Imam Farahi was way ahead of his contemporaries in the likes of Rashid Rida, Abul Kalaam Azad, Ashraf Ali Thanvi, Hussain Ahmad al-Madni, and Muhammad Iqbal, for his unique approach to Islam both as a social science and as a religion. Muhammad Iqbal was mere a reflection of a promising attempt to understand Islam, but Hameed-ud-din Farahi was an independent interpretation with its own set of reasoning, hermeneutics, literary logic, and textual historicity. His work was carried forward by his student Ameen Ahsan Islahi. Islahi spent almost 17 years of his life in the scholarly companionship of Mawlana Mawdudi, but later on parted his ways and left his political party Jamaat-e-Islami. Bringing into use the theory of coherence propounded by Hameed-ud-din Farahi, Islahi wrote an entire commentary of the Qura’n entitled Tadabbarul Quran. Ameen Ahsan Islahi’s student Javed Ahmad Ghamidi further refined his works and gave a definitive character to the school of Farahi. The erudite scholar of Pakistan, Javed Ahmad Ghamidi draws extensively from the collective scholarly literature of Hameed-ud-din Farahi and Ameen Ahsan Islahi. Farahi was a rare mind for his time and age, Ghamidi notes in his famous lectures at Dallas.
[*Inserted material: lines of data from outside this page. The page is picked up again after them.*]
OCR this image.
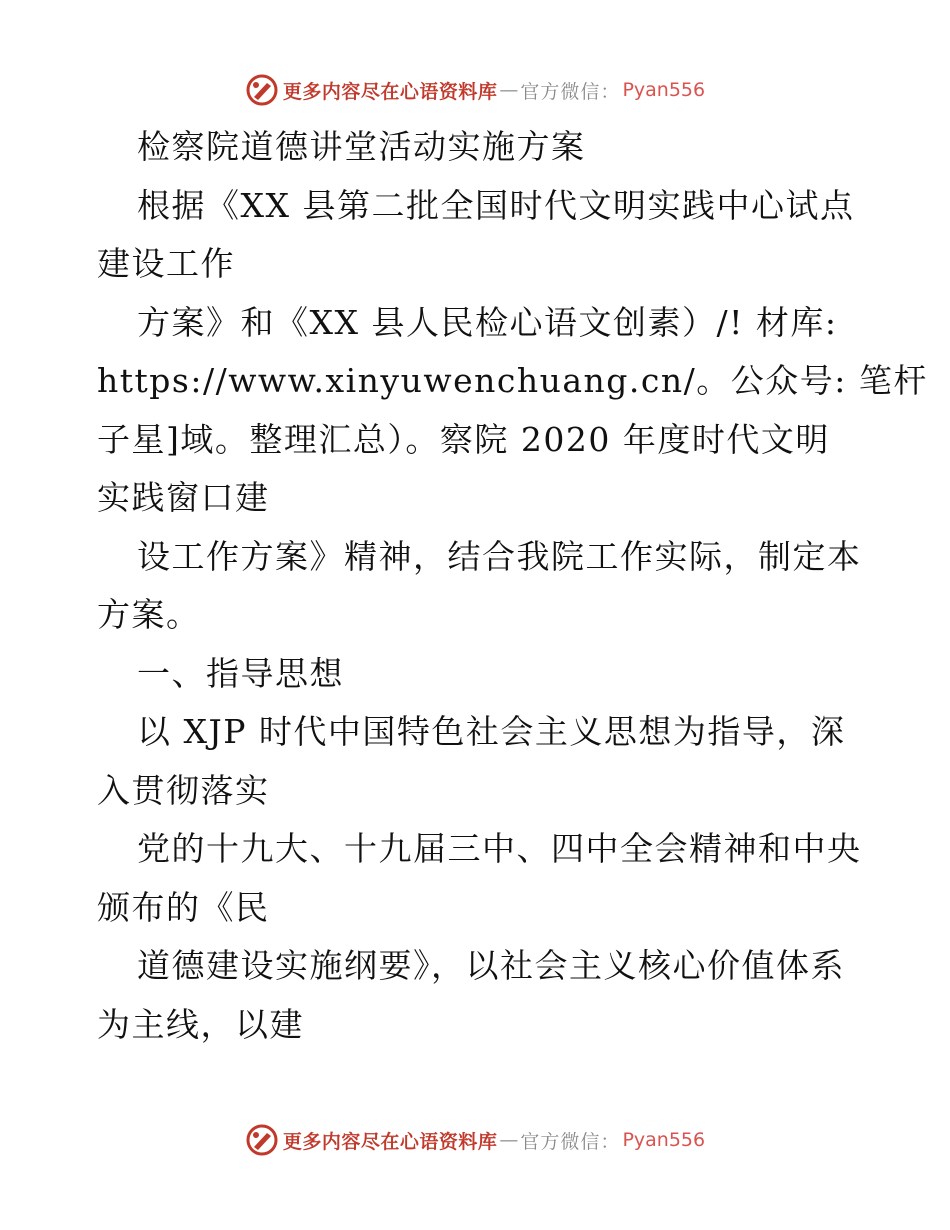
更多内容尽在心语资料库 — 官方微信： Pyan556
检察院道德讲堂活动实施方案
根据《XX 县第二批全国时代文明实践中心试点
建设工作
方案》和《XX 县人民检心语文创素）/! 材库:
https://www.xinyuwenchuang.cn/。公众号: 笔杆
子星]域。整理汇总）。察院 2020 年度时代文明
实践窗口建
设工作方案》精神，结合我院工作实际，制定本
方案。
一、指导思想
以 XJP 时代中国特色社会主义思想为指导，深
入贯彻落实
党的十九大、十九届三中、四中全会精神和中央
颁布的《民
道德建设实施纲要》，以社会主义核心价值体系
为主线，以建
更多内容尽在心语资料库 — 官方微信： Pyan556
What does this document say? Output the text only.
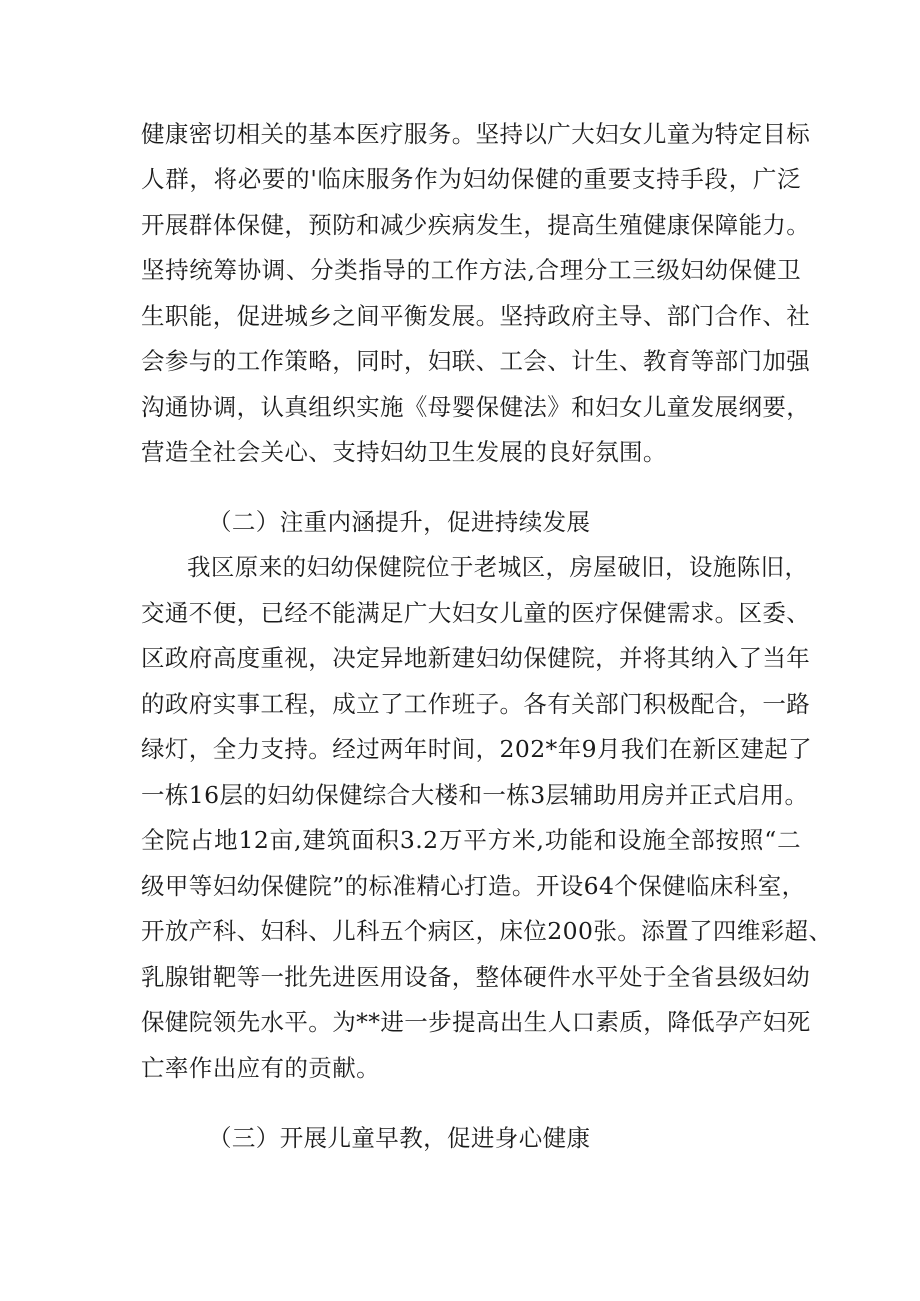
健康密切相关的基本医疗服务。坚持以广大妇女儿童为特定目标
人群，将必要的'临床服务作为妇幼保健的重要支持手段，广泛
开展群体保健，预防和减少疾病发生，提高生殖健康保障能力。
坚持统筹协调、分类指导的工作方法,合理分工三级妇幼保健卫
生职能，促进城乡之间平衡发展。坚持政府主导、部门合作、社
会参与的工作策略，同时，妇联、工会、计生、教育等部门加强
沟通协调，认真组织实施《母婴保健法》和妇女儿童发展纲要，
营造全社会关心、支持妇幼卫生发展的良好氛围。
（二）注重内涵提升，促进持续发展
我区原来的妇幼保健院位于老城区，房屋破旧，设施陈旧，
交通不便，已经不能满足广大妇女儿童的医疗保健需求。区委、
区政府高度重视，决定异地新建妇幼保健院，并将其纳入了当年
的政府实事工程，成立了工作班子。各有关部门积极配合，一路
绿灯，全力支持。经过两年时间，202*年9月我们在新区建起了
一栋16层的妇幼保健综合大楼和一栋3层辅助用房并正式启用。
全院占地12亩,建筑面积3.2万平方米,功能和设施全部按照“二
级甲等妇幼保健院”的标准精心打造。开设64个保健临床科室，
开放产科、妇科、儿科五个病区，床位200张。添置了四维彩超、
乳腺钳靶等一批先进医用设备，整体硬件水平处于全省县级妇幼
保健院领先水平。为**进一步提高出生人口素质，降低孕产妇死
亡率作出应有的贡献。
（三）开展儿童早教，促进身心健康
Farahi remained shrouded all his life in the mist of oblivion, Sulaiman Nadwi noted upon his death. He left the earthly abode in 1930 after an unsuccessful surgery. Less than 10 people were attendants at his funeral, his precocious student Ameen Ahsan Islahi later revealed. The genius of Azamghar left behind a work so scholarly and groundbreaking that it was incorporated into the curriculum of Islamic Studies at Cambridge University years later. His works still remain under-studied and his name unheard of. It is about the time that we reclaim both of them.